El joven Leguía alargó al pastor un trozo de pan y queso, que comió, y luego la bota de vino.

—¿No tiene usted miedo del ganado con estas cosas de la guerra?—dijo Corito.

—Sí; por eso ando aquí, oxeando las ovejas, porque me han dicho que va a venir por estos contornos la tropa de Zurbano.

—¿Le quitarán a usted muchas ovejas?

—¡Ah, claro, si pueden!

—¿Los carlistas, o los liberales?—preguntó Leguía.

—Los dos. Unos y otros tienen hambre. ¡A ver, qué vida! Este oficio es muy emportuno, ya se sabe; pero emportuno y todo más vale cuidar del ganado que andar matando gente por ahí.
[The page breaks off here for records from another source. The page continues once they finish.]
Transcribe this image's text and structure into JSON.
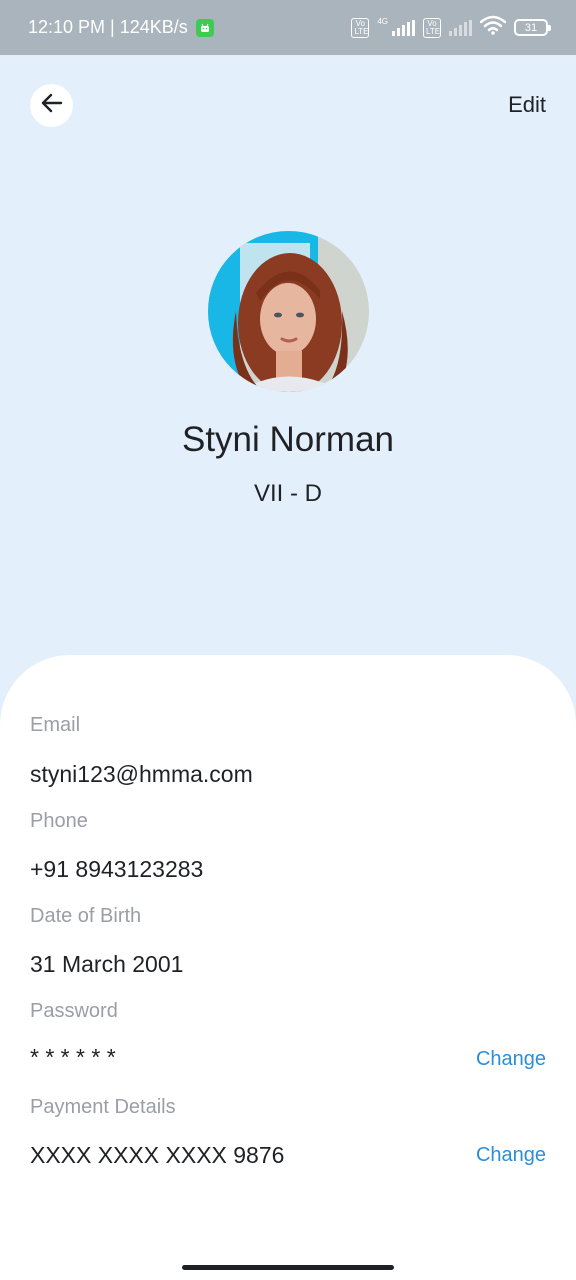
{
  "status_bar": {
    "time_speed": "12:10 PM | 124KB/s",
    "network_label": "4G",
    "volte_label": "Vo LTE",
    "battery": "31"
  },
  "header": {
    "edit_label": "Edit"
  },
  "profile": {
    "name": "Styni Norman",
    "class_section": "VII - D"
  },
  "details": {
    "email_label": "Email",
    "email_value": "styni123@hmma.com",
    "phone_label": "Phone",
    "phone_value": "+91 8943123283",
    "dob_label": "Date of Birth",
    "dob_value": "31 March 2001",
    "password_label": "Password",
    "password_value": "* * * * * *",
    "password_change": "Change",
    "payment_label": "Payment Details",
    "payment_value": "XXXX XXXX XXXX 9876",
    "payment_change": "Change"
  },
  "colors": {
    "background": "#e3f0fb",
    "status_bar": "#aab4bd",
    "accent_link": "#2b8fd6",
    "label_gray": "#9a9ea6"
  }
}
—Pero los que matan prosperan y tienen galones y sueldos—observó Leguía—, y usted no prosperará.

—Ya es comprendido—contestó el pastor—; pero uno prefiere su pobreza tranquila a los cuidados y cavilaciones.

—Más vale que esté usted contento.

—Pues contento está uno. ¿Y por qué no? Salud no falta, come uno su otana, bebe el agua limpia de la fuente, y ¿para qué se quiere más?

—¿Cuánto tardaremos desde aquí a Laguardia?—le preguntó Corito.

—De aquí, con estos caballos cansados, tardarán ustedes dos horas y media: media, hasta el puerto, y dos, desde el puerto a la ciudad. Cuando lleguen ustedes arriba, como hoy está claro, verán desde allí cinco provincias y gran parte de la Rioja. Por eso le llaman a ese sitio el balcón de la Rioja, porque de él se alcanza todo el país.